А на этом плесе сияющем
ловили мы вместе рыбу.
Рыба была большою,
как счастье в наших глазах.
На ветках играли белки,
и соболь по снегу скакал…
Где же, где же теперь
то соболиное, кунье счастье?
Его увез пароход —
большая огненная лодка.
Зачем ты сел в пароход —
на лодку с железным сердцем?
Стоит тайга сиротою,
ветви под ветром стонут.
Тропа твоя охотничья
мхом-травой зарастает.
Лишь речка, как прежде, искрится.
Меж камней шершавых и склизких.
То слезы мои соленые,
то песня моя живая…
Речка маминой песни сегодня была седой. Ее заковала в лед стужа времени. Лишь на каменистом перекате она как прежде пела.
А ведь когда-то здесь была весна. Мамина весна.
По еле заметной под снежком тропке Сергей поднялся на мыс, где тянулись к небу одни лишь лиственницы. На самом берегу, над перекатом, на небольшой поляне стоял перекосившийся, почерневший от времени домик. В этом домике в детстве не раз бывал Сережа и осенью, когда по перекату ползли метровые щуки с седыми глазами, и зимой, когда играла белка, и весной, когда глухари справляли шумные свадьбы.

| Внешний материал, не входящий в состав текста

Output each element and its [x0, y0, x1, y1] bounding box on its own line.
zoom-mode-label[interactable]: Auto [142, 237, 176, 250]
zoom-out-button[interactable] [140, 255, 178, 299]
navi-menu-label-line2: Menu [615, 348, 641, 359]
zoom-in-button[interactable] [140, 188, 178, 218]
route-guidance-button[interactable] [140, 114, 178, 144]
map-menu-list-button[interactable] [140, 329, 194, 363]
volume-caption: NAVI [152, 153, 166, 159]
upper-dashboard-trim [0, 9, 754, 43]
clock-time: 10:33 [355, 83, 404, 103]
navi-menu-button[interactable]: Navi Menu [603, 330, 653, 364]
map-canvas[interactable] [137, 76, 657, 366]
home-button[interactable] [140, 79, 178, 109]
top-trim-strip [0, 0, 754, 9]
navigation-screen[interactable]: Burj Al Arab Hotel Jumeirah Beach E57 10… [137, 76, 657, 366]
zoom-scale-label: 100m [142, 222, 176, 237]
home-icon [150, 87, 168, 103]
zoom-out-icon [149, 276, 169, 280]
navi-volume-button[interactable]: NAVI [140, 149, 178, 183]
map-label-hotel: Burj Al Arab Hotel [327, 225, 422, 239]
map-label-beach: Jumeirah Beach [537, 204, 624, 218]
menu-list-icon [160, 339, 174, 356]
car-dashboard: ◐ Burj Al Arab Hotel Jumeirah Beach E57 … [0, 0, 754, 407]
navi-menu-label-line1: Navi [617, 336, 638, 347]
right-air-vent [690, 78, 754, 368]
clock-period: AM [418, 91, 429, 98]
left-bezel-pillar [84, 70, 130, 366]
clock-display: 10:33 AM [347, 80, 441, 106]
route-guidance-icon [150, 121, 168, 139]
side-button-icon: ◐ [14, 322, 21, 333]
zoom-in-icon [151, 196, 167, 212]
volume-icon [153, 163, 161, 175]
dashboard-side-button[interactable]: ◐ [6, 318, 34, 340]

Эта избушка Ильля-Аки. Он построил ее после войны. А рядом когда-то стояла другая, старая-старая избушка. В ней дедушка жил, когда ходил на промысел. И отец с матерью здесь поженились. Однажды она случайно поведала эту историю.
Речка называлась Ялпын-я. Ялпын — по-мансийски «священный». Я — «речка». Священная речка. Рыбу в ней почти не добывали. И леса в ней считались заповедными. Только в голодные годы люди отважились идти сюда на промысел. Последнее слово было за седым, как ягель, Аки. Эти священные урочища принадлежали его роду. Сергей помнит только его бороду, острую, как хвост птички, и глаза с пронизывающим взглядом. Сергей боялся этих глаз. И все же бороду его любил трогать. Аки был его родным прадедушкой. На Сережу он не сердился. Наоборот, он иногда был очень добрый и даже играл с ним. Зато отцом Сергея он почему-то был очень недоволен. Из маминого рассказа кое-что прояснилось.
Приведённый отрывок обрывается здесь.